Corn and soybean futures saw their strongest sessions in 5 years following yesterday’s USDA Planted Acreage and Grain Stocks reports. The reports showed that domestic stockpiles of both crops were lower than expected as was planted acreage.
Soybean futures for July soared more than 5% at one stage to $10.57 ½ a bushel, the highest for a spot contract since mid-January, according to agrimoney.com. The best-traded, new crop November contract also leaped 5% at its peak to a near 6-month high of $10.29 a bushel.
“Corn futures for July rocketed 6.1% at one stage to $4.06 ½ a bushel, also the highest for a spot contract since early January.
The higher volume, new crop December jumped 5.5% to $4.24 ½ a bushel to repeat the same feat,” says agrimoney.com.
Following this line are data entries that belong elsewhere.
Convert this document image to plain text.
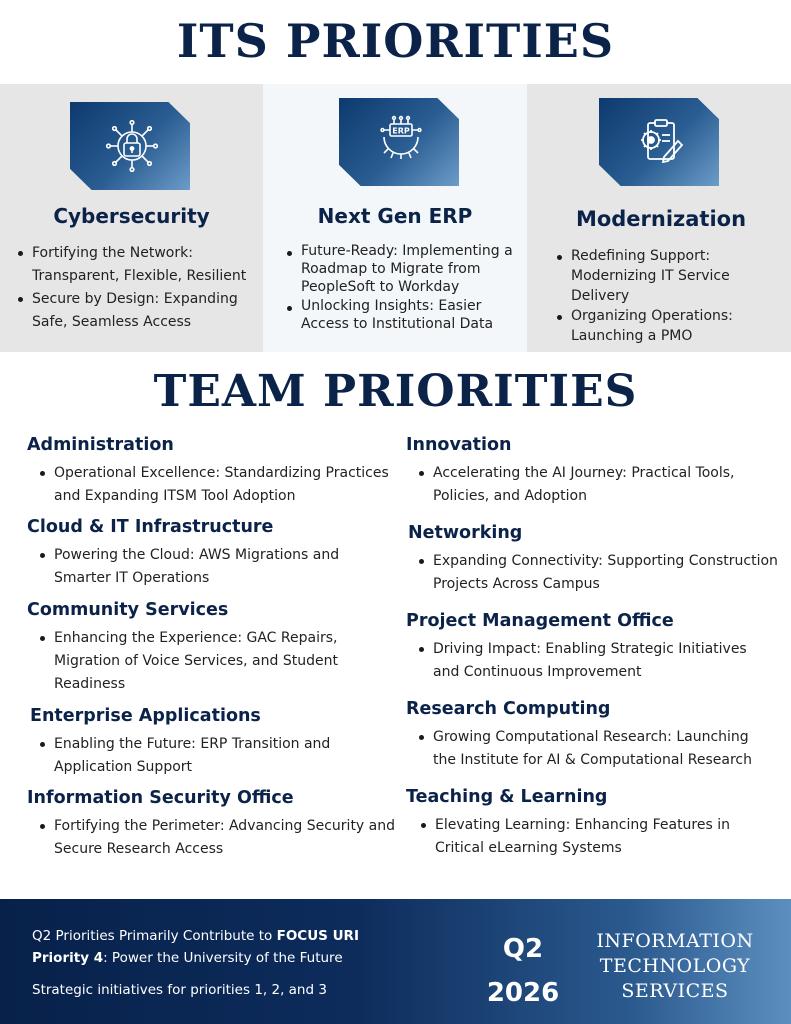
ITS PRIORITIES
Cybersecurity
Fortifying the Network: Transparent, Flexible, Resilient
Secure by Design: Expanding Safe, Seamless Access
ERP
Next Gen ERP
Future-Ready: Implementing a Roadmap to Migrate from PeopleSoft to Workday
Unlocking Insights: Easier Access to Institutional Data
Modernization
Redefining Support: Modernizing IT Service Delivery
Organizing Operations: Launching a PMO
TEAM PRIORITIES
Administration
Operational Excellence: Standardizing Practices and Expanding ITSM Tool Adoption
Cloud & IT Infrastructure
Powering the Cloud: AWS Migrations and Smarter IT Operations
Community Services
Enhancing the Experience: GAC Repairs, Migration of Voice Services, and Student Readiness
Enterprise Applications
Enabling the Future: ERP Transition and Application Support
Information Security Office
Fortifying the Perimeter: Advancing Security and Secure Research Access
Innovation
Accelerating the AI Journey: Practical Tools, Policies, and Adoption
Networking
Expanding Connectivity: Supporting Construction Projects Across Campus
Project Management Office
Driving Impact: Enabling Strategic Initiatives and Continuous Improvement
Research Computing
Growing Computational Research: Launching the Institute for AI & Computational Research
Teaching & Learning
Elevating Learning: Enhancing Features in Critical eLearning Systems
Q2 Priorities Primarily Contribute to FOCUS URI
Priority 4: Power the University of the Future
Strategic initiatives for priorities 1, 2, and 3
Q2
2026
INFORMATION
TECHNOLOGY
SERVICES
USDA estimates that June 1 national inventories of corn were 4.45 billion bushels, below the consensus estimate of 4.56 billion. For soybeans, USDA estimated June 1 inventories at 626 million bushels, vs. the consensus expectation of 670 million bushels.
“While the recent weather-related positives were badly needed after a string of negative headlines … Overall, we view today's report as a relatively positive data point for Deere, CNHI and AGCO,” Michael Shlisky, analyst for Global Hunter Securities, said in a note to investors.
“The large ag equipment stocks in our coverage have reacted positively in recent weeks to heavy rainfall in the Central U.S. in June and the resulting potential for flooded acres and lower yields, though July and August weather have been found to be the most significant determinant of yield.”